Once upon a time kids got to hang out, play, do nothing in particular. Increasingly there's been an outcry against how structured — and future-focused — the lives of America's college-bound students have become. As "Race to Nowhere" demonstrates, the intense pressures they face, sometimes before they've reached the double-digit age bracket, continue to take their toll: rampant cheating, sleep deprivation, anorexia, depression, anxiety, self-mutilation, suicide.
Collecting the testimony of those who have been through the stress machine and those who have observed it firsthand, the documentary is a dire warning and solid piece of advocacy journalism, complete with an action checklist at film's end.
Filmmaker Vicki Abeles (who directs with Jessica Congdon) explores the culture of high achievement within her own family, her Bay Area community and around the country. Raised to believe in the necessity and value of hard work, she watched her children implode under the weight of extracurricular demands and as many as six hours of nightly homework.

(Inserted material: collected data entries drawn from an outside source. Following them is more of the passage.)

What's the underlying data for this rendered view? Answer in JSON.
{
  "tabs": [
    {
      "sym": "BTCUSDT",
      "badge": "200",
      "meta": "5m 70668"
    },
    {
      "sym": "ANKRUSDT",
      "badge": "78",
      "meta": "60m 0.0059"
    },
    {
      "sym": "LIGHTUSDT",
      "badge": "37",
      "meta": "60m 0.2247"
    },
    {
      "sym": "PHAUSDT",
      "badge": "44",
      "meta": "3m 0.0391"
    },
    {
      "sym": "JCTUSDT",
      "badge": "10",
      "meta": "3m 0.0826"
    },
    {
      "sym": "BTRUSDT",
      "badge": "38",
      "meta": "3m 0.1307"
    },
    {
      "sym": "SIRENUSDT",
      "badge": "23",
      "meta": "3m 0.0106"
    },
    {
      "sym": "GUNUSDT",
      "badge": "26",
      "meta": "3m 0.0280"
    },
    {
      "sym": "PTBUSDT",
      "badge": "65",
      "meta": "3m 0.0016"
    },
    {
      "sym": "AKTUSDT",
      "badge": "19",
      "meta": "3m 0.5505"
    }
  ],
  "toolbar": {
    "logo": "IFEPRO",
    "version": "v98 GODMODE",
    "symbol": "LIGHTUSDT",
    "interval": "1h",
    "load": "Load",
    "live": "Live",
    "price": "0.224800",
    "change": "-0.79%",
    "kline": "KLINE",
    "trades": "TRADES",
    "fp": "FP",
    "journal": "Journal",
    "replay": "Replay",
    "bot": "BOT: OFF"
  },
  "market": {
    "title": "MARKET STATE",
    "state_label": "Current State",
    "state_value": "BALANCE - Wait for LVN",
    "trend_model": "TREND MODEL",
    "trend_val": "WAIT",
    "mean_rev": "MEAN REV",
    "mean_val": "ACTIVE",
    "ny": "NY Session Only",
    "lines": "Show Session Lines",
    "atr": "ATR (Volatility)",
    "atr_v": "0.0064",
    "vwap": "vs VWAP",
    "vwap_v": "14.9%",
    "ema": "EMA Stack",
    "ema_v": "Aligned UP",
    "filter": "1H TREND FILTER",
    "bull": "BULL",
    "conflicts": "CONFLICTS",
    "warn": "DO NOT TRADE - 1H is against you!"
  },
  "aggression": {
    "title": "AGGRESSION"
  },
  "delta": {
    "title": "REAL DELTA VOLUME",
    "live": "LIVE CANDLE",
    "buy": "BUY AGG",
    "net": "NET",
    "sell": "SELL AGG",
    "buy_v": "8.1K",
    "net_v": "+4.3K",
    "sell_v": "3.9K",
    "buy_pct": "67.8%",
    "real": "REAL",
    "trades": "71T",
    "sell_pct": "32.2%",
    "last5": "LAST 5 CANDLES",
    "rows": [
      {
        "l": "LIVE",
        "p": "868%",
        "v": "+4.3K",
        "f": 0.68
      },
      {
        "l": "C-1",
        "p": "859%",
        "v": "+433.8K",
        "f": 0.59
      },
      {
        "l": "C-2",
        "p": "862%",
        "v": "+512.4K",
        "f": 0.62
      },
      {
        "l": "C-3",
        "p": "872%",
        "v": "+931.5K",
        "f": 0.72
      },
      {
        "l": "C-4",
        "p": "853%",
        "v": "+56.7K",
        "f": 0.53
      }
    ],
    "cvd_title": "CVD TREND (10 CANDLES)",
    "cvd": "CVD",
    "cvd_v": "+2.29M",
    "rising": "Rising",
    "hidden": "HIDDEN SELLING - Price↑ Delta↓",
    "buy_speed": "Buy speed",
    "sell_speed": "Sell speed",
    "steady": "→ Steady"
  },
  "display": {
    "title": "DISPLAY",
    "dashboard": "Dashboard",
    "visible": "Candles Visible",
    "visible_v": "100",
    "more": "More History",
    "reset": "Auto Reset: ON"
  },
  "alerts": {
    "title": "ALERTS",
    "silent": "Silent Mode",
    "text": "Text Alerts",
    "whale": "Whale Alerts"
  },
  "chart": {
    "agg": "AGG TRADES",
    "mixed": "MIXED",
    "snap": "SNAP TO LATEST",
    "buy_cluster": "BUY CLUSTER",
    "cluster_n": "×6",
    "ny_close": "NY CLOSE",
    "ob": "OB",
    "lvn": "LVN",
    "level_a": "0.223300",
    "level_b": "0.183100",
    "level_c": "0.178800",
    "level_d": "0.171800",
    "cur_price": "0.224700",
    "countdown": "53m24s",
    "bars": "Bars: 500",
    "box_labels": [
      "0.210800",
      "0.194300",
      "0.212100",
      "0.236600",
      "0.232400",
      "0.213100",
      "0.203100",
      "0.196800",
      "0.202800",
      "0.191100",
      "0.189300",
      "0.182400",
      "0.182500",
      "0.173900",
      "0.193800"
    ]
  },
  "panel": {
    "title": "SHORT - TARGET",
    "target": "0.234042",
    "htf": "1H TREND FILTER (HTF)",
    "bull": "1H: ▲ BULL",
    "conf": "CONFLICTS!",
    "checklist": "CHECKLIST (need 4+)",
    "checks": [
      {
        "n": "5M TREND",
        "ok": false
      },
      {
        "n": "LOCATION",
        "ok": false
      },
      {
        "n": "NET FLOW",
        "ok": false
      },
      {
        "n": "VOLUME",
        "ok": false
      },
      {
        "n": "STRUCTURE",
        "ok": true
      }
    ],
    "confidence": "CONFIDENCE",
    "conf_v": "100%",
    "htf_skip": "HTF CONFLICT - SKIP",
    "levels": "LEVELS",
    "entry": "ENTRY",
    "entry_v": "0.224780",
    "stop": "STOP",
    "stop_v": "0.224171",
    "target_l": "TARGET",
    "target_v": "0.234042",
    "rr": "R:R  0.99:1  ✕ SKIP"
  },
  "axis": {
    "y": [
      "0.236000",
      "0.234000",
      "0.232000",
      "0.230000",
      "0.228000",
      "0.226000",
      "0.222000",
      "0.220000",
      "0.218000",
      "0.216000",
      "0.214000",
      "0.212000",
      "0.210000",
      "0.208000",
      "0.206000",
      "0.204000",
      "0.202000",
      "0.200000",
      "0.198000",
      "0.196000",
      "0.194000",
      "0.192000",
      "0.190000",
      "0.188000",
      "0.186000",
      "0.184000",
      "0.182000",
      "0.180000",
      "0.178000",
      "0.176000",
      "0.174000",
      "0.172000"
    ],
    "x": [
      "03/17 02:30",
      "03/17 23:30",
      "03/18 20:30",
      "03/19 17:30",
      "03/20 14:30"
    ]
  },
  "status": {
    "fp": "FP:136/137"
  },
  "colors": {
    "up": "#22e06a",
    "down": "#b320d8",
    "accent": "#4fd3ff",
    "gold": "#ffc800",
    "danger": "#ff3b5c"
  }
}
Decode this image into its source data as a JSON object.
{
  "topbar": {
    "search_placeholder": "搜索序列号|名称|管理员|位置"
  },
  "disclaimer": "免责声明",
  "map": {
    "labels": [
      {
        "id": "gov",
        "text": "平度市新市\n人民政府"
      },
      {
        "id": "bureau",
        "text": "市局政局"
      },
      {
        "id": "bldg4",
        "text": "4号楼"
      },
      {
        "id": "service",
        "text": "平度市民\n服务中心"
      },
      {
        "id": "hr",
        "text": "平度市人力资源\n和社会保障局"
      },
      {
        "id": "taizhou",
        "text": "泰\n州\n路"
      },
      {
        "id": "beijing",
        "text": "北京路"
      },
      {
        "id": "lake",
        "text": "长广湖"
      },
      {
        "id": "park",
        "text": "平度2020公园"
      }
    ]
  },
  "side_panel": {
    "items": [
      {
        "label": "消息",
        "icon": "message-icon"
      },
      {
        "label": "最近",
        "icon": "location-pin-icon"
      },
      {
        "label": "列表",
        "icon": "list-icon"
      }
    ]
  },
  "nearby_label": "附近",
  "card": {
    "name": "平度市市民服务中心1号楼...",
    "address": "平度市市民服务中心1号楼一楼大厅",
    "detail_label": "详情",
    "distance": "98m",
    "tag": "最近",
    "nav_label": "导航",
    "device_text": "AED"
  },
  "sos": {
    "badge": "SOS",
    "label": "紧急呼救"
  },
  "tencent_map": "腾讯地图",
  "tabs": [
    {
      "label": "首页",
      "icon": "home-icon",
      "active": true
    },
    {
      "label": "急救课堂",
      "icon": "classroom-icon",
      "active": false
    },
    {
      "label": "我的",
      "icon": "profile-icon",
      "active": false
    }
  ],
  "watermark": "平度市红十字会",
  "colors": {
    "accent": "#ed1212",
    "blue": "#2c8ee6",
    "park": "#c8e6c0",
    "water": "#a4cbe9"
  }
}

Interviews with students at both private and public schools, as well as parents, teachers, academicians and authors, uncover a market-driven conformity; one passionate teacher uses the word "roboticize" to describe the educational process. High school is preparation not for college — once through the gates, many Ivy League entrants need to take remedial courses — but for the all-important college application.
As films of this type must do, "Race to Nowhere" offers hope in the form of new models. For starters, there's the no-homework movement. Imagine.
— Sheri Linden
"Race to Nowhere." MPAA rating: PG-13. Running time: 1 hour, 25 minutes. At Laemmle's Sunset 5, West Hollywood.